Neighborhood evangelization revitalized St. Stephen, with Bishop-elect Williams and parishioners knocking on doors, introducing themselves and inviting people to liturgy, asking people if they needed someone to pray for them and asking Catholics they encountered if they missed any sacraments.

In 2013, lay missionaries from St. Stephen approached Norberta Lopez, Freddy Torres and their three children in a Minneapolis park as part of that evangelization.

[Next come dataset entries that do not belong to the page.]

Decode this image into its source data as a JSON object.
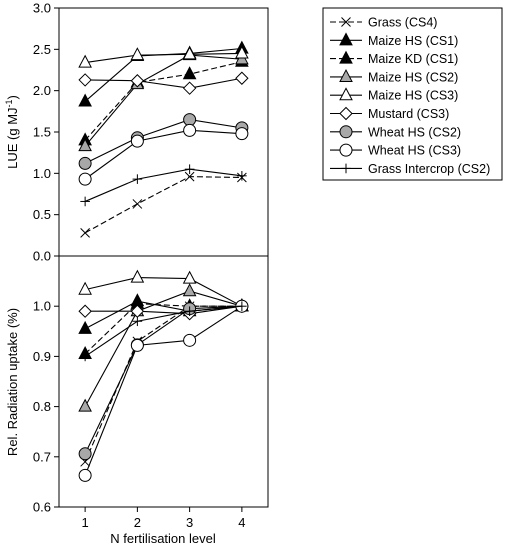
{
  "chart_data": [
    {
      "type": "line",
      "ylabel": "LUE (g MJ",
      "ylabel_sup": "-1",
      "ylabel_end": ")",
      "x": [
        1,
        2,
        3,
        4
      ],
      "xlim": [
        0.5,
        4.5
      ],
      "ylim": [
        0,
        3
      ],
      "yticks": [
        "0.0",
        "0.5",
        "1.0",
        "1.5",
        "2.0",
        "2.5",
        "3.0"
      ],
      "grid": false,
      "series": [
        {
          "name": "Grass (CS4)",
          "marker": "x",
          "line": "dash",
          "values": [
            0.28,
            0.63,
            0.96,
            0.95
          ]
        },
        {
          "name": "Maize HS (CS1)",
          "marker": "triangle",
          "fill": "#000000",
          "line": "solid",
          "values": [
            1.87,
            2.42,
            2.45,
            2.51
          ]
        },
        {
          "name": "Maize KD (CS1)",
          "marker": "triangle",
          "fill": "#000000",
          "line": "dash",
          "values": [
            1.4,
            2.1,
            2.2,
            2.35
          ]
        },
        {
          "name": "Maize HS (CS2)",
          "marker": "triangle",
          "fill": "#a8a8a8",
          "line": "solid",
          "values": [
            1.33,
            2.08,
            2.43,
            2.38
          ]
        },
        {
          "name": "Maize HS (CS3)",
          "marker": "triangle",
          "fill": "#ffffff",
          "line": "solid",
          "values": [
            2.34,
            2.43,
            2.44,
            2.45
          ]
        },
        {
          "name": "Mustard (CS3)",
          "marker": "diamond",
          "fill": "#ffffff",
          "line": "solid",
          "values": [
            2.13,
            2.12,
            2.03,
            2.15
          ]
        },
        {
          "name": "Wheat HS (CS2)",
          "marker": "circle",
          "fill": "#a8a8a8",
          "line": "solid",
          "values": [
            1.12,
            1.43,
            1.65,
            1.55
          ]
        },
        {
          "name": "Wheat HS (CS3)",
          "marker": "circle",
          "fill": "#ffffff",
          "line": "solid",
          "values": [
            0.93,
            1.39,
            1.52,
            1.48
          ]
        },
        {
          "name": "Grass Intercrop (CS2)",
          "marker": "plus",
          "line": "solid",
          "values": [
            0.66,
            0.93,
            1.05,
            0.97
          ]
        }
      ]
    },
    {
      "type": "line",
      "ylabel": "Rel. Radiation uptake (%)",
      "xlabel": "N fertilisation level",
      "x": [
        1,
        2,
        3,
        4
      ],
      "xticks": [
        "1",
        "2",
        "3",
        "4"
      ],
      "xlim": [
        0.5,
        4.5
      ],
      "ylim": [
        0.6,
        1.1
      ],
      "yticks": [
        "0.6",
        "0.7",
        "0.8",
        "0.9",
        "1.0"
      ],
      "grid": false,
      "series": [
        {
          "name": "Grass (CS4)",
          "marker": "x",
          "line": "dash",
          "values": [
            0.69,
            0.93,
            1.0,
            1.0
          ]
        },
        {
          "name": "Maize HS (CS1)",
          "marker": "triangle",
          "fill": "#000000",
          "line": "solid",
          "values": [
            0.955,
            1.01,
            0.99,
            1.0
          ]
        },
        {
          "name": "Maize KD (CS1)",
          "marker": "triangle",
          "fill": "#000000",
          "line": "dash",
          "values": [
            0.905,
            1.005,
            1.0,
            1.0
          ]
        },
        {
          "name": "Maize HS (CS2)",
          "marker": "triangle",
          "fill": "#a8a8a8",
          "line": "solid",
          "values": [
            0.8,
            0.99,
            1.03,
            1.0
          ]
        },
        {
          "name": "Maize HS (CS3)",
          "marker": "triangle",
          "fill": "#ffffff",
          "line": "solid",
          "values": [
            1.033,
            1.057,
            1.055,
            1.0
          ]
        },
        {
          "name": "Mustard (CS3)",
          "marker": "diamond",
          "fill": "#ffffff",
          "line": "solid",
          "values": [
            0.99,
            0.99,
            0.985,
            1.0
          ]
        },
        {
          "name": "Wheat HS (CS2)",
          "marker": "circle",
          "fill": "#a8a8a8",
          "line": "solid",
          "values": [
            0.706,
            0.923,
            0.995,
            1.0
          ]
        },
        {
          "name": "Wheat HS (CS3)",
          "marker": "circle",
          "fill": "#ffffff",
          "line": "solid",
          "values": [
            0.663,
            0.922,
            0.932,
            1.0
          ]
        },
        {
          "name": "Grass Intercrop (CS2)",
          "marker": "plus",
          "line": "solid",
          "values": [
            0.9,
            0.97,
            0.99,
            1.0
          ]
        }
      ]
    }
  ],
  "legend": {
    "placement": "right",
    "entries": [
      {
        "label": "Grass (CS4)",
        "marker": "x",
        "line": "dash"
      },
      {
        "label": "Maize HS (CS1)",
        "marker": "triangle",
        "fill": "#000000",
        "line": "solid"
      },
      {
        "label": "Maize KD (CS1)",
        "marker": "triangle",
        "fill": "#000000",
        "line": "dash"
      },
      {
        "label": "Maize HS (CS2)",
        "marker": "triangle",
        "fill": "#a8a8a8",
        "line": "solid"
      },
      {
        "label": "Maize HS (CS3)",
        "marker": "triangle",
        "fill": "#ffffff",
        "line": "solid"
      },
      {
        "label": "Mustard (CS3)",
        "marker": "diamond",
        "fill": "#ffffff",
        "line": "solid"
      },
      {
        "label": "Wheat HS (CS2)",
        "marker": "circle",
        "fill": "#a8a8a8",
        "line": "solid"
      },
      {
        "label": "Wheat HS (CS3)",
        "marker": "circle",
        "fill": "#ffffff",
        "line": "solid"
      },
      {
        "label": "Grass Intercrop (CS2)",
        "marker": "plus",
        "line": "solid"
      }
    ]
  }
}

The family joined the parish and received sacraments.

More than anything, the family, as Mexican immigrants, identified with Bishop-elect Williams because “he speaks our language,” Torres said. “He has welcomed us as a family, as the immigrants we are.” Sometimes, immigrants forget about God because they are so busy working, he said. But thanks to his pastor’s outreach and ministry, Torres said, his whole family has been saved. As a great evangelizer, the bishop-elect has “rescued” many Latino families, he said.

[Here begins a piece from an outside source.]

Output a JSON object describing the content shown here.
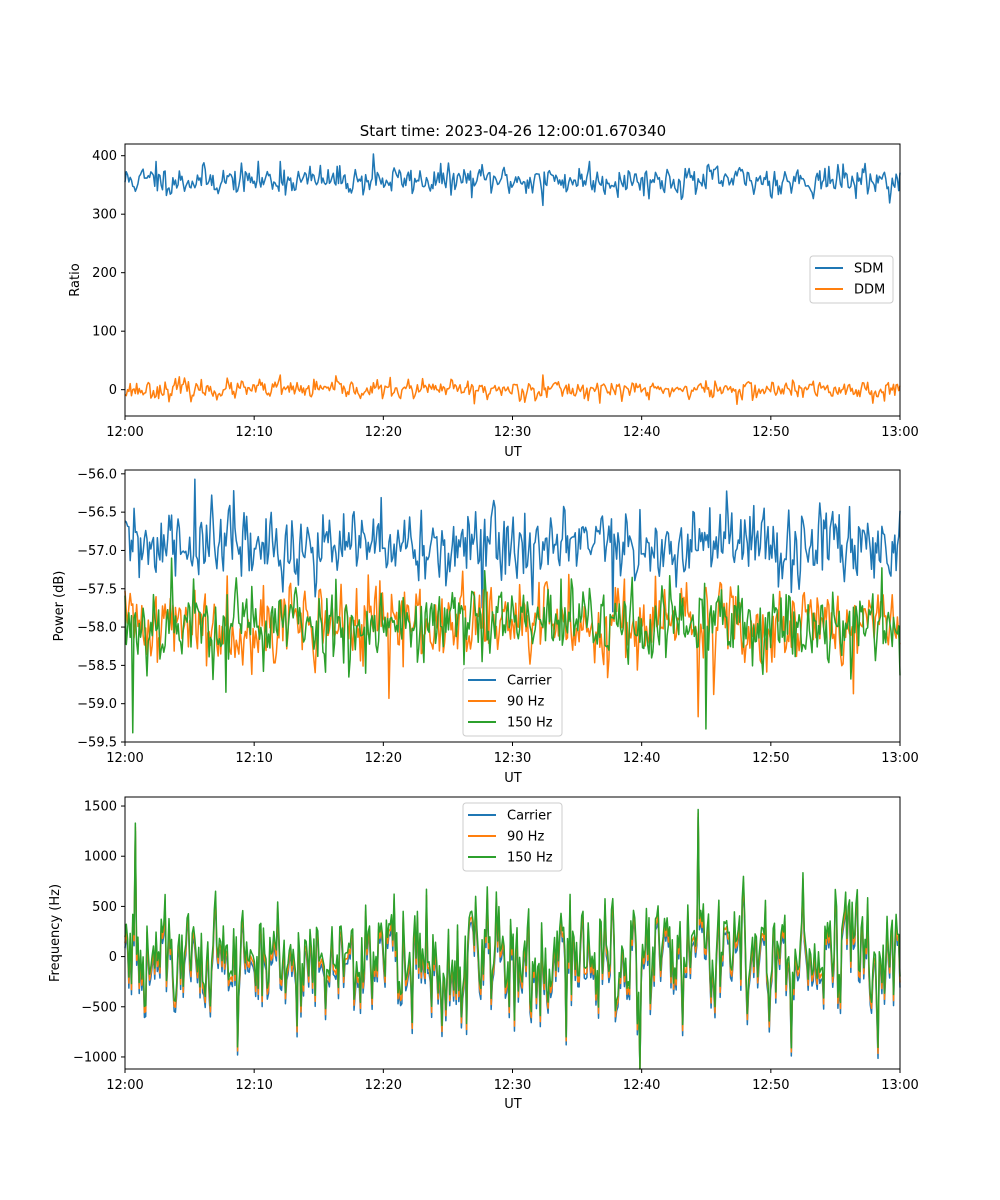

In 2018, Archbishop Bernard Hebda appointed Bishop-elect Williams the archdiocese’s vicar for Latino Ministry, where he oversees Latino ministry planning with the ministry’s director. He also participates quarterly with priests and coordinators at parishes with Latino ministry programs and represents Archbishop Bernard Hebda in related projects and events. More than 20 parishes in the archdiocese offer sacraments, catechesis and spiritual support to thousands of Spanish-speaking parishioners.

As vicar, Bishop-elect Williams “accompanied the other priests in the ups and downs of being a pastor who serves the Latino community,” said Estela Villagrán Manancero, archdiocesan director of Latino Ministry. “They know they can reach out to him,” she said, including for guidance on issues that might arise at a parish.

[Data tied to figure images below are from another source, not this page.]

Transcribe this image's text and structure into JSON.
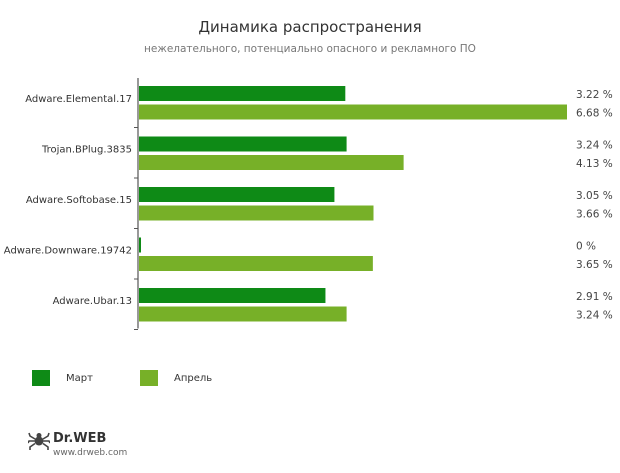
{
  "header": {
    "title": "Динамика распространения",
    "subtitle": "нежелательного, потенциально опасного и рекламного ПО"
  },
  "legend": {
    "items": [
      {
        "label": "Март",
        "color": "#0e8a16"
      },
      {
        "label": "Апрель",
        "color": "#77b028"
      }
    ]
  },
  "logo": {
    "brand": "Dr.WEB",
    "url": "www.drweb.com"
  },
  "chart_data": {
    "type": "bar",
    "orientation": "horizontal",
    "categories": [
      "Adware.Elemental.17",
      "Trojan.BPlug.3835",
      "Adware.Softobase.15",
      "Adware.Downware.19742",
      "Adware.Ubar.13"
    ],
    "series": [
      {
        "name": "Март",
        "color": "#0e8a16",
        "values": [
          3.22,
          3.24,
          3.05,
          0,
          2.91
        ],
        "labels": [
          "3.22 %",
          "3.24 %",
          "3.05 %",
          "0 %",
          "2.91 %"
        ]
      },
      {
        "name": "Апрель",
        "color": "#77b028",
        "values": [
          6.68,
          4.13,
          3.66,
          3.65,
          3.24
        ],
        "labels": [
          "6.68 %",
          "4.13 %",
          "3.66 %",
          "3.65 %",
          "3.24 %"
        ]
      }
    ],
    "xlim": [
      0,
      6.68
    ],
    "grid": false,
    "legend_position": "bottom-left",
    "value_labels": "right"
  }
}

Villagrán Manancero also praised “the great job” Bishop-elect Williams has done evangelizing and drawing people to St. Stephen, and offering sacraments to Latino families. “He invites (priests) to do as he did at St. Stephen, to grow the community,” she said. He has patience, strong focus on keeping Latino youth in the Church, developing and trusting ministry leaders and “accompanying people who are suffering.”

“I think it’s a plus that we will have someone (as auxiliary bishop) that has served the (Latino) community,” Villagrán Manancero said. “He knows what it takes. He can make important decisions for the community and it’s an opportunity for him to actually lift up the community” on justice issues, she said, including helping legislators understand the reality of the community, such as those who are undocumented.

During a press conference Dec. 10, the day he was announced as the next auxiliary bishop for the archdiocese, Bishop-elect Williams said he could not thank God more for when he became vicar. “One of the great gifts of my priesthood is the Latino people,” he said.

Bishop-elect Williams will carry his love for the Latino people close to him in his ministry as bishop, including symbolically. In addition to a shamrock representing the Holy Trinity on his crozier, he will have a rose representing the Latino people, whom he sees like flowers blooming in Minnesota’s cold winters, still flourishing in the faith, he said.

“It’s beautiful to see the shamrock almost arched over the single rose in a sign of blessing, of protection,” he told The Catholic Spirit in a Jan. 7 interview. “And, God willing, with my staff, I can continue that work of the Trinity amongst the Latino people.”